Have you ever tried to get someone in trouble at home or work without first discussing the situation with them with the intent to resolve it? Do you gossip?  Do you have nasty, judgmental thoughts about others?

Once I took this discipline on, I had to confront the judgments I made of others. Casting frequent silent aspersions seemed automatic at times. I’ve taken on the practice now of blessing people, especially those my internal judge initially denounces.

7. Recognize that you are the source of everything.
It’s easy to blame others for the status of the world and even for your experience of your own personal life. In the training and coaching I do, I often share the concept of “Those idiots over there…”. When you place blame on your co-workers, spouse, children, parents, siblings, neighbors, strangers, political opponents, you rob yourself of power. You pine for changes in them. You want to ‘fix’ them.

You can’t change them. You’ll never change them. And if you wait for that, you’ll be in misery forever.

The only person you can change is you. The only person who can change the experience of the life you are living is you.

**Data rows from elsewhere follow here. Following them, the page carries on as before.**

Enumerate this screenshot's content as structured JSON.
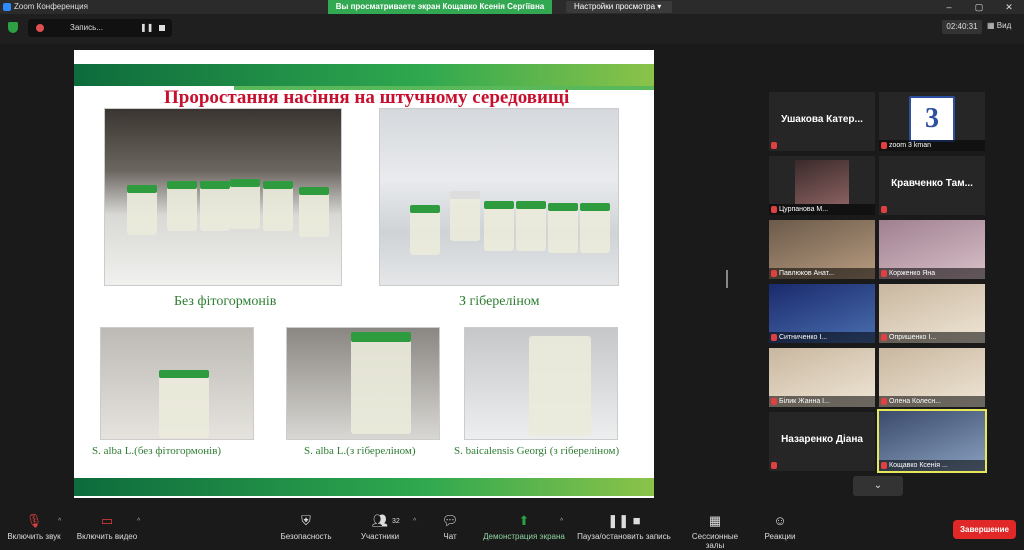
{
  "window": {
    "app_title": "Zoom Конференция",
    "share_banner": "Вы просматриваете экран Кощавко Ксенія Сергіївна",
    "view_options": "Настройки просмотра ▾",
    "controls": [
      "–",
      "▢",
      "✕"
    ]
  },
  "topbar": {
    "record_label": "Запись...",
    "record_pause": "❚❚",
    "timer": "02:40:31",
    "view_label": "Вид"
  },
  "slide": {
    "title": "Проростання насіння на штучному середовищі",
    "captions": [
      "Без фітогормонів",
      "З гібереліном",
      "S. alba L.(без фітогормонів)",
      "S. alba L.(з гібереліном)",
      "S. baicalensis Georgi  (з гібереліном)"
    ]
  },
  "participants": [
    {
      "name": "Ушакова Катер...",
      "big": "Ушакова  Катер...",
      "style": "text"
    },
    {
      "name": "zoom 3 kman",
      "style": "logo",
      "logo_text": "3"
    },
    {
      "name": "Цурпанова М...",
      "style": "avatar"
    },
    {
      "name": "",
      "big": "Кравченко  Там...",
      "style": "text"
    },
    {
      "name": "Павлюков Анат...",
      "style": "video"
    },
    {
      "name": "Корженко Яна",
      "style": "pink"
    },
    {
      "name": "Ситниченко І...",
      "style": "blue"
    },
    {
      "name": "Опришенко І...",
      "style": "light"
    },
    {
      "name": "Білик Жанна І...",
      "style": "light"
    },
    {
      "name": "Олена Колесн...",
      "style": "light"
    },
    {
      "name": "",
      "big": "Назаренко  Діана",
      "style": "text"
    },
    {
      "name": "Кощавко Ксенія ...",
      "style": "self"
    }
  ],
  "toolbar": {
    "audio": "Включить звук",
    "video": "Включить видео",
    "security": "Безопасность",
    "participants": "Участники",
    "participants_count": "32",
    "chat": "Чат",
    "share": "Демонстрация экрана",
    "record": "Пауза/остановить запись",
    "breakout": "Сессионные залы",
    "reactions": "Реакции",
    "end": "Завершение"
  },
  "colors": {
    "share_green": "#33a852",
    "end_red": "#e02828",
    "title_red": "#c8102e",
    "caption_green": "#2e7d32"
  }
}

When you shift your thinking, emotional responses and actions, you will start having a new experience of life. Additionally, your new perspective, behavior and words will eventually impact the people around you and their response to you will likely change as well. The dynamic of your relationship will be different.

So stop trying to fix them. Work on improving yourself.

One of my favorite sayings is, “We all have more options that we generally see and more control than we tend to take”. So I challenge you to implement the ideas mentioned here. Open your eyes to options that are currently hidden from your view and take control of the way you live your life.